Florida State is partnering with Virginia Commonwealth University, Massachusetts Institute of Technology and University of Washington on the project. Each institution will have distinct teams working on different facets of the overall project.
The impetus for this project was a chance meeting at a conference between McQuade and Virginia Commonwealth University Research Professor Frank Gupton.
When they met in 2010, they chatted about their individual interests and realized they had some common ground.
McQuade had spent the majority of his research career examining faster and cheaper ways to manufacture pharmaceuticals. At the time of their meeting, Gupton had just spent 13 years working for Boehringer Ingelheim Chemicals, Inc., the manufacturer of Nevirapine, and had helped the company figure out ways to mass produce the drug.

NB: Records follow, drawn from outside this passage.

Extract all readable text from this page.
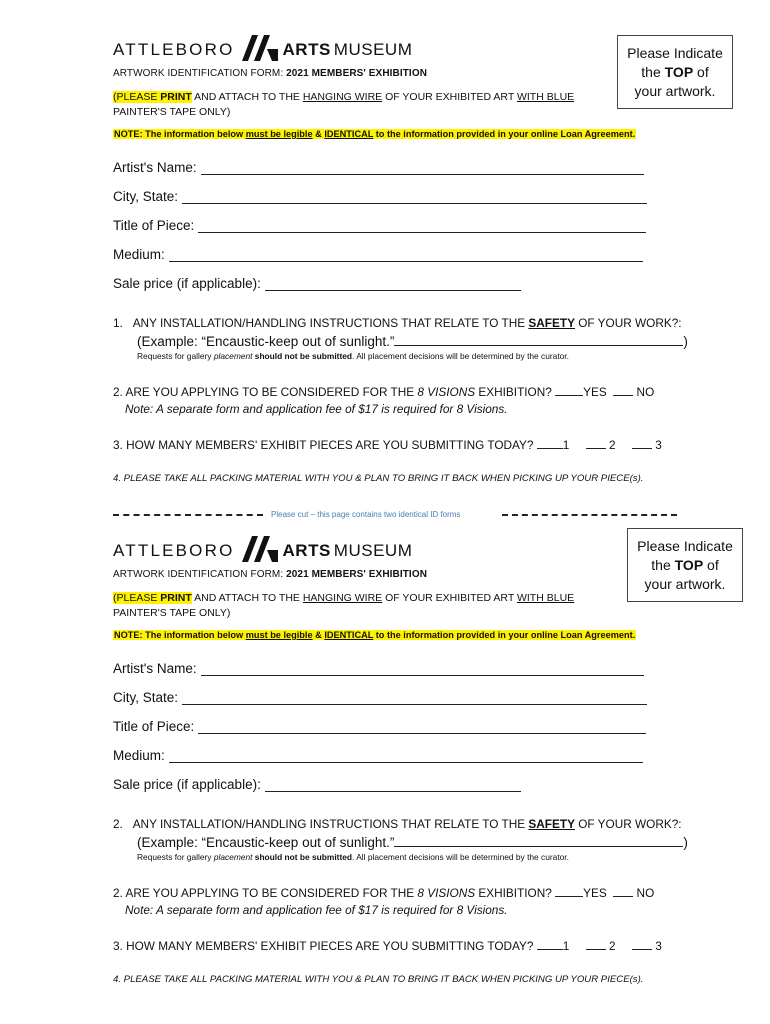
ATTLEBORO	ARTS MUSEUM	Please Indicate
the TOP of
your artwork.
ARTWORK IDENTIFICATION FORM: 2021 MEMBERS' EXHIBITION
(PLEASE PRINT AND ATTACH TO THE HANGING WIRE OF YOUR EXHIBITED ART WITH BLUE
PAINTER'S TAPE ONLY)
NOTE: The information below must be legible & IDENTICAL to the information provided in your online Loan Agreement.
Artist's Name:
City, State:
Title of Piece:
Medium:
Sale price (if applicable):
1. ANY INSTALLATION/HANDLING INSTRUCTIONS THAT RELATE TO THE SAFETY OF YOUR WORK?:
(Example: “Encaustic-keep out of sunlight.”	)
Requests for gallery placement should not be submitted. All placement decisions will be determined by the curator.
2. ARE YOU APPLYING TO BE CONSIDERED FOR THE 8 VISIONS EXHIBITION? YES	NO
Note: A separate form and application fee of $17 is required for 8 Visions.
3. HOW MANY MEMBERS' EXHIBIT PIECES ARE YOU SUBMITTING TODAY? 1	2	3
4. PLEASE TAKE ALL PACKING MATERIAL WITH YOU & PLAN TO BRING IT BACK WHEN PICKING UP YOUR PIECE(s).
Please cut – this page contains two identical ID forms
ATTLEBORO	ARTS MUSEUM	Please Indicate
the TOP of
your artwork.
ARTWORK IDENTIFICATION FORM: 2021 MEMBERS' EXHIBITION
(PLEASE PRINT AND ATTACH TO THE HANGING WIRE OF YOUR EXHIBITED ART WITH BLUE
PAINTER'S TAPE ONLY)
NOTE: The information below must be legible & IDENTICAL to the information provided in your online Loan Agreement.
Artist's Name:
City, State:
Title of Piece:
Medium:
Sale price (if applicable):
2. ANY INSTALLATION/HANDLING INSTRUCTIONS THAT RELATE TO THE SAFETY OF YOUR WORK?:
(Example: “Encaustic-keep out of sunlight.”	)
Requests for gallery placement should not be submitted. All placement decisions will be determined by the curator.
2. ARE YOU APPLYING TO BE CONSIDERED FOR THE 8 VISIONS EXHIBITION? YES	NO
Note: A separate form and application fee of $17 is required for 8 Visions.
3. HOW MANY MEMBERS' EXHIBIT PIECES ARE YOU SUBMITTING TODAY? 1	2	3
4. PLEASE TAKE ALL PACKING MATERIAL WITH YOU & PLAN TO BRING IT BACK WHEN PICKING UP YOUR PIECE(s).
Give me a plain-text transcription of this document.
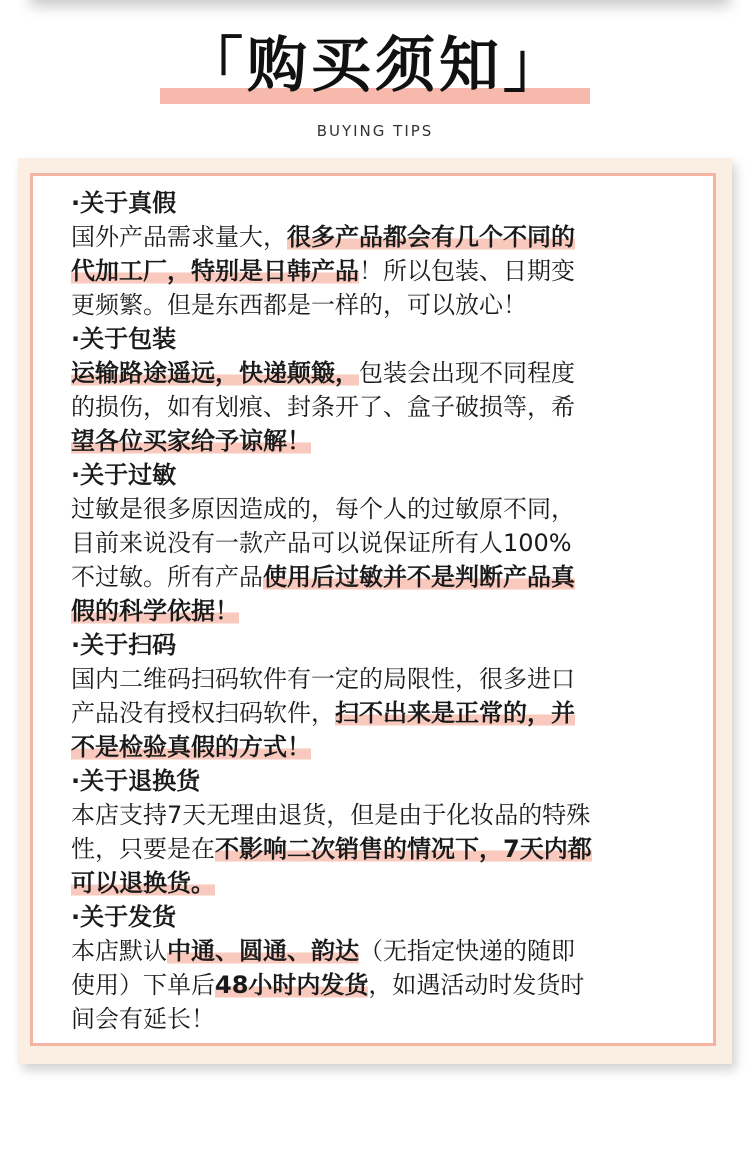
「购买须知」
BUYING TIPS
·关于真假
国外产品需求量大，很多产品都会有几个不同的
代加工厂，特别是日韩产品！所以包装、日期变
更频繁。但是东西都是一样的，可以放心！
·关于包装
运输路途遥远，快递颠簸，包装会出现不同程度
的损伤，如有划痕、封条开了、盒子破损等，希
望各位买家给予谅解！
·关于过敏
过敏是很多原因造成的，每个人的过敏原不同，
目前来说没有一款产品可以说保证所有人100%
不过敏。所有产品使用后过敏并不是判断产品真
假的科学依据！
·关于扫码
国内二维码扫码软件有一定的局限性，很多进口
产品没有授权扫码软件，扫不出来是正常的，并
不是检验真假的方式！
·关于退换货
本店支持7天无理由退货，但是由于化妆品的特殊
性，只要是在不影响二次销售的情况下，7天内都
可以退换货。
·关于发货
本店默认中通、圆通、韵达（无指定快递的随即
使用）下单后48小时内发货，如遇活动时发货时
间会有延长！
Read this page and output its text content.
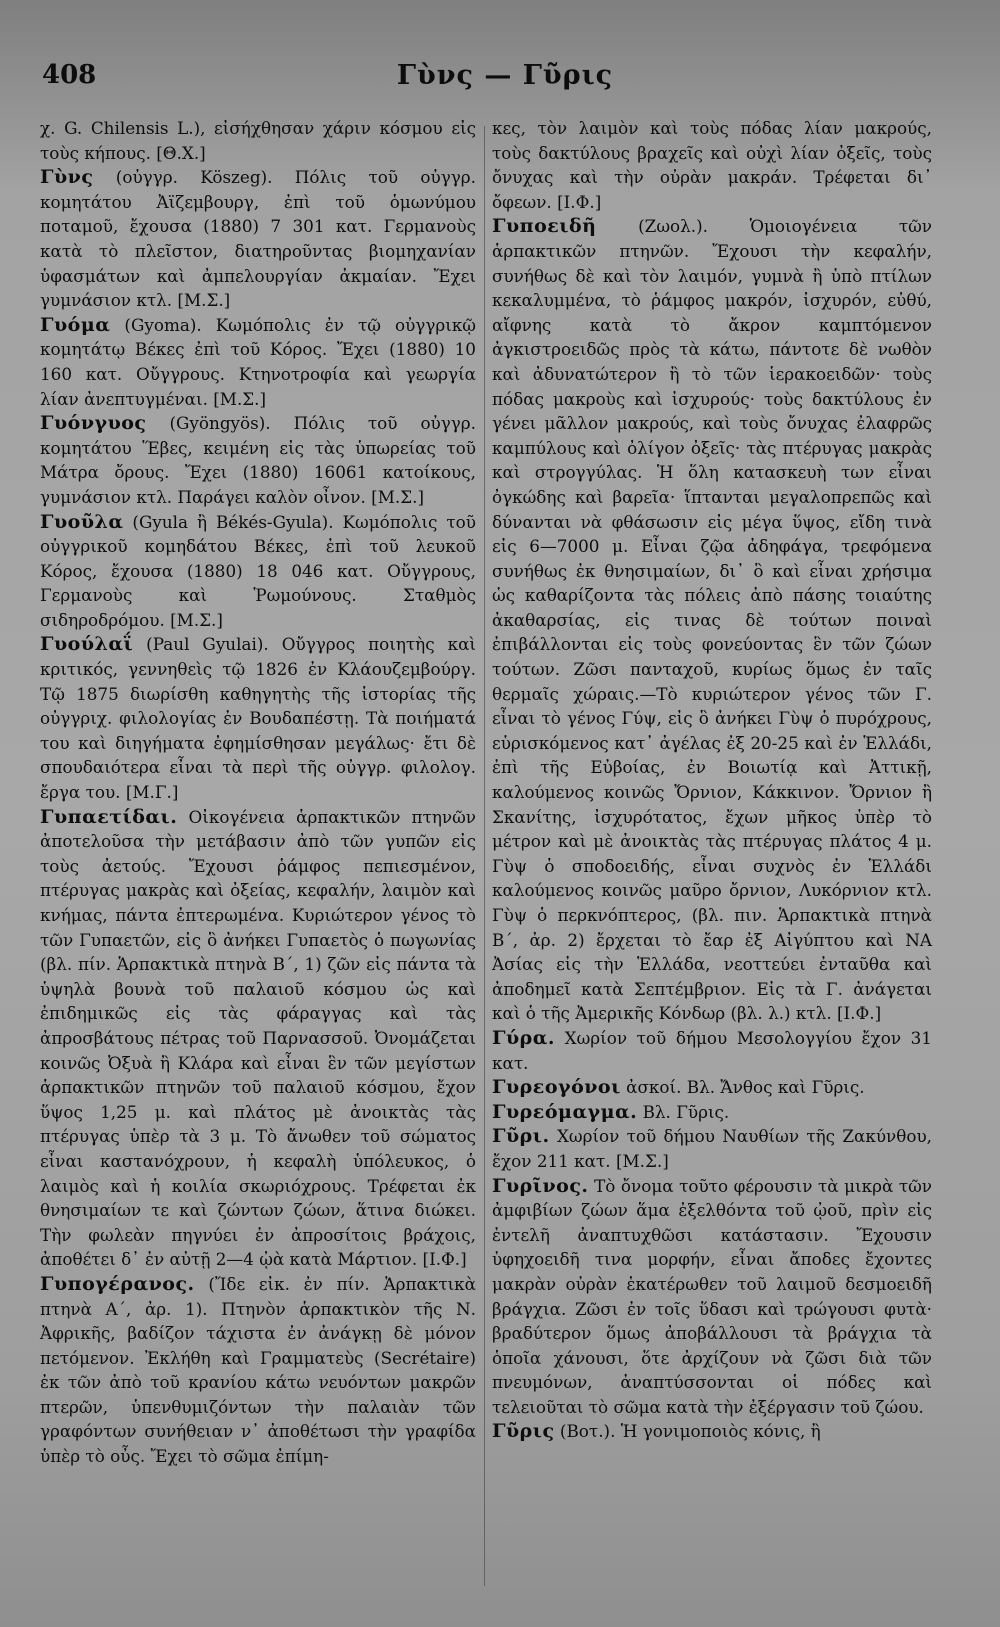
408	Γὺνς — Γῦρις

χ. G. Chilensis L.), εἰσήχθησαν χάριν κόσμου εἰς τοὺς κήπους. [Θ.Χ.]

Γὺνς (οὐγγρ. Köszeg). Πόλις τοῦ οὐγγρ. κομητάτου Ἀϊζεμβουργ, ἐπὶ τοῦ ὁμωνύμου ποταμοῦ, ἔχουσα (1880) 7 301 κατ. Γερμανοὺς κατὰ τὸ πλεῖστον, διατηροῦντας βιομηχανίαν ὑφασμάτων καὶ ἀμπελουργίαν ἀκμαίαν. Ἔχει γυμνάσιον κτλ. [Μ.Σ.]

Γυόμα (Gyoma). Κωμόπολις ἐν τῷ οὐγγρικῷ κομητάτῳ Βέκες ἐπὶ τοῦ Κόρος. Ἔχει (1880) 10 160 κατ. Οὔγγρους. Κτηνοτροφία καὶ γεωργία λίαν ἀνεπτυγμέναι. [Μ.Σ.]

Γυόνγυος (Gyöngyös). Πόλις τοῦ οὐγγρ. κομητάτου Ἕβες, κειμένη εἰς τὰς ὑπωρείας τοῦ Μάτρα ὄρους. Ἔχει (1880) 16061 κατοίκους, γυμνάσιον κτλ. Παράγει καλὸν οἶνον. [Μ.Σ.]

Γυοῦλα (Gyula ἢ Békés-Gyula). Κωμόπολις τοῦ οὐγγρικοῦ κομηδάτου Βέκες, ἐπὶ τοῦ λευκοῦ Κόρος, ἔχουσα (1880) 18 046 κατ. Οὔγγρους, Γερμανοὺς καὶ Ῥωμούνους. Σταθμὸς σιδηροδρόμου. [Μ.Σ.]

Γυούλαΐ (Paul Gyulai). Οὔγγρος ποιητὴς καὶ κριτικός, γεννηθεὶς τῷ 1826 ἐν Κλάουζεμβούργ. Τῷ 1875 διωρίσθη καθηγητὴς τῆς ἱστορίας τῆς οὐγγριχ. φιλολογίας ἐν Βουδαπέστῃ. Τὰ ποιήματά του καὶ διηγήματα ἐφημίσθησαν μεγάλως· ἔτι δὲ σπουδαιότερα εἶναι τὰ περὶ τῆς οὐγγρ. φιλολογ. ἔργα του. [Μ.Γ.]

Γυπαετίδαι. Οἰκογένεια ἁρπακτικῶν πτηνῶν ἀποτελοῦσα τὴν μετάβασιν ἀπὸ τῶν γυπῶν εἰς τοὺς ἀετούς. Ἔχουσι ῥάμφος πεπιεσμένον, πτέρυγας μακρὰς καὶ ὀξείας, κεφαλήν, λαιμὸν καὶ κνήμας, πάντα ἐπτερωμένα. Κυριώτερον γένος τὸ τῶν Γυπαετῶν, εἰς ὃ ἀνήκει Γυπαετὸς ὁ πωγωνίας (βλ. πίν. Ἁρπακτικὰ πτηνὰ Β΄, 1) ζῶν εἰς πάντα τὰ ὑψηλὰ βουνὰ τοῦ παλαιοῦ κόσμου ὡς καὶ ἐπιδημικῶς εἰς τὰς φάραγγας καὶ τὰς ἀπροσβάτους πέτρας τοῦ Παρνασσοῦ. Ὀνομάζεται κοινῶς Ὀξυὰ ἢ Κλάρα καὶ εἶναι ἓν τῶν μεγίστων ἁρπακτικῶν πτηνῶν τοῦ παλαιοῦ κόσμου, ἔχον ὕψος 1,25 μ. καὶ πλάτος μὲ ἀνοικτὰς τὰς πτέρυγας ὑπὲρ τὰ 3 μ. Τὸ ἄνωθεν τοῦ σώματος εἶναι καστανόχρουν, ἡ κεφαλὴ ὑπόλευκος, ὁ λαιμὸς καὶ ἡ κοιλία σκωριόχρους. Τρέφεται ἐκ θνησιμαίων τε καὶ ζώντων ζώων, ἅτινα διώκει. Τὴν φωλεὰν πηγνύει ἐν ἀπροσίτοις βράχοις, ἀποθέτει δ᾽ ἐν αὐτῇ 2—4 ᾠὰ κατὰ Μάρτιον. [Ι.Φ.]

Γυπογέρανος. (Ἴδε εἰκ. ἐν πίν. Ἁρπακτικὰ πτηνὰ Α΄, ἀρ. 1). Πτηνὸν ἁρπακτικὸν τῆς Ν. Ἀφρικῆς, βαδίζον τάχιστα ἐν ἀνάγκῃ δὲ μόνον πετόμενον. Ἐκλήθη καὶ Γραμματεὺς (Secrétaire) ἐκ τῶν ἀπὸ τοῦ κρανίου κάτω νευόντων μακρῶν πτερῶν, ὑπενθυμιζόντων τὴν παλαιὰν τῶν γραφόντων συνήθειαν ν᾽ ἀποθέτωσι τὴν γραφίδα ὑπὲρ τὸ οὖς. Ἔχει τὸ σῶμα ἐπίμη-

κες, τὸν λαιμὸν καὶ τοὺς πόδας λίαν μακρούς, τοὺς δακτύλους βραχεῖς καὶ οὐχὶ λίαν ὀξεῖς, τοὺς ὄνυχας καὶ τὴν οὐρὰν μακράν. Τρέφεται δι᾽ ὄφεων. [Ι.Φ.]

Γυποειδῆ (Ζωολ.). Ὁμοιογένεια τῶν ἁρπακτικῶν πτηνῶν. Ἔχουσι τὴν κεφαλήν, συνήθως δὲ καὶ τὸν λαιμόν, γυμνὰ ἢ ὑπὸ πτίλων κεκαλυμμένα, τὸ ῥάμφος μακρόν, ἰσχυρόν, εὐθύ, αἴφνης κατὰ τὸ ἄκρον καμπτόμενον ἀγκιστροειδῶς πρὸς τὰ κάτω, πάντοτε δὲ νωθὸν καὶ ἀδυνατώτερον ἢ τὸ τῶν ἱερακοειδῶν· τοὺς πόδας μακροὺς καὶ ἰσχυρούς· τοὺς δακτύλους ἐν γένει μᾶλλον μακρούς, καὶ τοὺς ὄνυχας ἐλαφρῶς καμπύλους καὶ ὀλίγον ὀξεῖς· τὰς πτέρυγας μακρὰς καὶ στρογγύλας. Ἡ ὅλη κατασκευὴ των εἶναι ὀγκώδης καὶ βαρεῖα· ἵπτανται μεγαλοπρεπῶς καὶ δύνανται νὰ φθάσωσιν εἰς μέγα ὕψος, εἴδη τινὰ εἰς 6—7000 μ. Εἶναι ζῷα ἀδηφάγα, τρεφόμενα συνήθως ἐκ θνησιμαίων, δι᾽ ὃ καὶ εἶναι χρήσιμα ὡς καθαρίζοντα τὰς πόλεις ἀπὸ πάσης τοιαύτης ἀκαθαρσίας, εἰς τινας δὲ τούτων ποιναὶ ἐπιβάλλονται εἰς τοὺς φονεύοντας ἓν τῶν ζώων τούτων. Ζῶσι πανταχοῦ, κυρίως ὅμως ἐν ταῖς θερμαῖς χώραις.—Τὸ κυριώτερον γένος τῶν Γ. εἶναι τὸ γένος Γύψ, εἰς ὃ ἀνήκει Γὺψ ὁ πυρόχρους, εὑρισκόμενος κατ᾽ ἀγέλας ἐξ 20-25 καὶ ἐν Ἑλλάδι, ἐπὶ τῆς Εὐβοίας, ἐν Βοιωτίᾳ καὶ Ἀττικῇ, καλούμενος κοινῶς Ὄρνιον, Κάκκινον. Ὄρνιον ἢ Σκανίτης, ἰσχυρότατος, ἔχων μῆκος ὑπὲρ τὸ μέτρον καὶ μὲ ἀνοικτὰς τὰς πτέρυγας πλάτος 4 μ. Γὺψ ὁ σποδοειδής, εἶναι συχνὸς ἐν Ἑλλάδι καλούμενος κοινῶς μαῦρο ὄρνιον, Λυκόρνιον κτλ. Γὺψ ὁ περκνόπτερος, (βλ. πιν. Ἁρπακτικὰ πτηνὰ Β΄, ἀρ. 2) ἔρχεται τὸ ἔαρ ἐξ Αἰγύπτου καὶ ΝΑ Ἀσίας εἰς τὴν Ἑλλάδα, νεοττεύει ἐνταῦθα καὶ ἀποδημεῖ κατὰ Σεπτέμβριον. Εἰς τὰ Γ. ἀνάγεται καὶ ὁ τῆς Ἀμερικῆς Κόνδωρ (βλ. λ.) κτλ. [Ι.Φ.]

Γύρα. Χωρίον τοῦ δήμου Μεσολογγίου ἔχον 31 κατ.

Γυρεογόνοι ἀσκοί. Βλ. Ἄνθος καὶ Γῦρις.

Γυρεόμαγμα. Βλ. Γῦρις.

Γῦρι. Χωρίον τοῦ δήμου Ναυθίων τῆς Ζακύνθου, ἔχον 211 κατ. [Μ.Σ.]

Γυρῖνος. Τὸ ὄνομα τοῦτο φέρουσιν τὰ μικρὰ τῶν ἀμφιβίων ζώων ἅμα ἐξελθόντα τοῦ ᾠοῦ, πρὶν εἰς ἐντελῆ ἀναπτυχθῶσι κατάστασιν. Ἔχουσιν ὑφηχοειδῆ τινα μορφήν, εἶναι ἄποδες ἔχοντες μακρὰν οὐρὰν ἑκατέρωθεν τοῦ λαιμοῦ δεσμοειδῆ βράγχια. Ζῶσι ἐν τοῖς ὕδασι καὶ τρώγουσι φυτὰ· βραδύτερον ὅμως ἀποβάλλουσι τὰ βράγχια τὰ ὁποῖα χάνουσι, ὅτε ἀρχίζουν νὰ ζῶσι διὰ τῶν πνευμόνων, ἀναπτύσσονται οἱ πόδες καὶ τελειοῦται τὸ σῶμα κατὰ τὴν ἐξέργασιν τοῦ ζώου.

Γῦρις (Βοτ.). Ἡ γονιμοποιὸς κόνις, ἢ
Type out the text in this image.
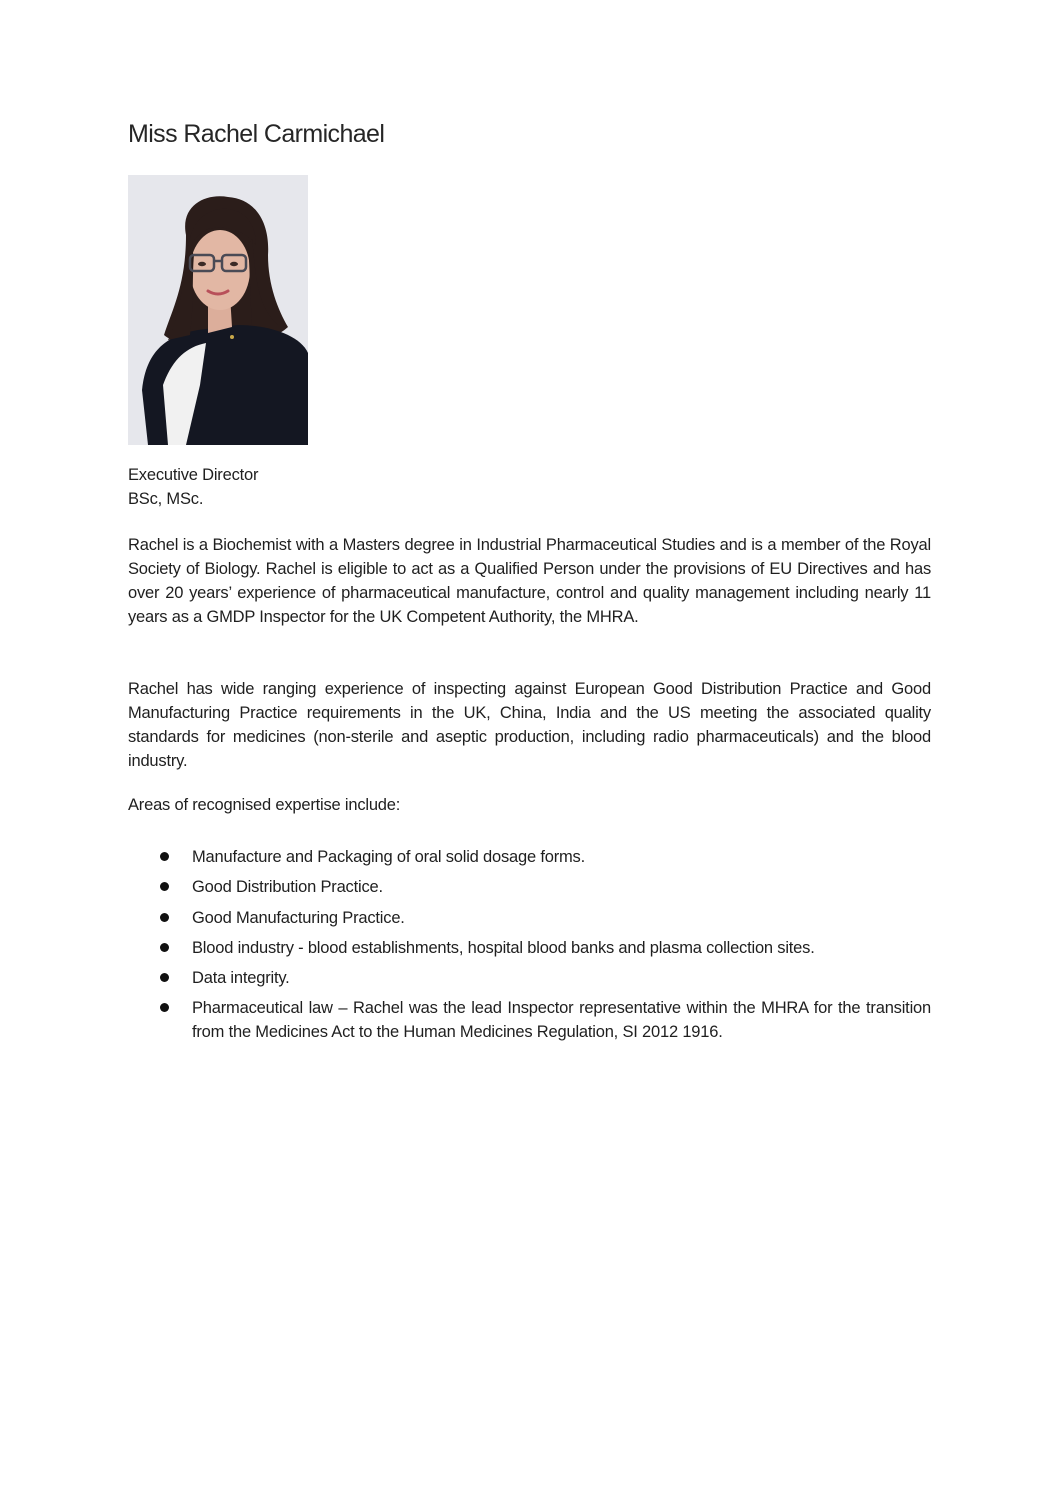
Miss Rachel Carmichael
Executive Director
BSc, MSc.

Rachel is a Biochemist with a Masters degree in Industrial Pharmaceutical Studies and is a member of the Royal Society of Biology. Rachel is eligible to act as a Qualified Person under the provisions of EU Directives and has over 20 years’ experience of pharmaceutical manufacture, control and quality management including nearly 11 years as a GMDP Inspector for the UK Competent Authority, the MHRA.

Rachel has wide ranging experience of inspecting against European Good Distribution Practice and Good Manufacturing Practice requirements in the UK, China, India and the US meeting the associated quality standards for medicines (non-sterile and aseptic production, including radio pharmaceuticals) and the blood industry.

Areas of recognised expertise include:

Manufacture and Packaging of oral solid dosage forms.
Good Distribution Practice.
Good Manufacturing Practice.
Blood industry - blood establishments, hospital blood banks and plasma collection sites.
Data integrity.
Pharmaceutical law – Rachel was the lead Inspector representative within the MHRA for the transition from the Medicines Act to the Human Medicines Regulation, SI 2012 1916.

That initial conversation blossomed into a working relationship that eventually included researchers from University of Washington and Massachusetts Institute of Technology as well.
Their efforts have previously attracted the interest and financial support of the Corning Foundation and the Clinton Foundation. The latter continues to support Longstreet's graduate work.
McQuade, who is currently on leave from FSU to complete a fellowship with the Defense Advanced Research Projects Agency, said that Longstreet spent two years essentially running test reactions with different materials to see how they could reach the same end result, but cheaper and faster.
Work done previously by McQuade and Longstreet showed they do have a viable method to reduce the cost.
"It required screening hundreds of reactions until we came up with a method that worked," Longstreet said.
Longstreet and McQuade will continue on that line of work under the grant – finding ways to synthesize chemical reactions so that the drug can be made cheaper.
That's the "magical and most difficult part," McQuade said.
Because of the difficulty, MIT will also have a team specifically dedicated to that part as well. Gupton's team will work on how to "scale up" or produce mass quantities of the drug using the new process. The University of Washington will focus on quality control, ensuring that once it is scaled up that every single dose has the exact same impact.
"The objective of this effort is to identify a manufacturing route leading to Nevirapine that utilizes the lowest cost raw materials and ultra-efficient manufacturing tools," Gupton said. "We anticipate that this approach will not only lead to a new manufacturing process paradigm that will reduce the cost per kilogram of Nevirapine, but may also be applied to other important drug targets as well."
The $4.4 million will be spread out over two and a half years. For the first year, the researchers will receive $3 million.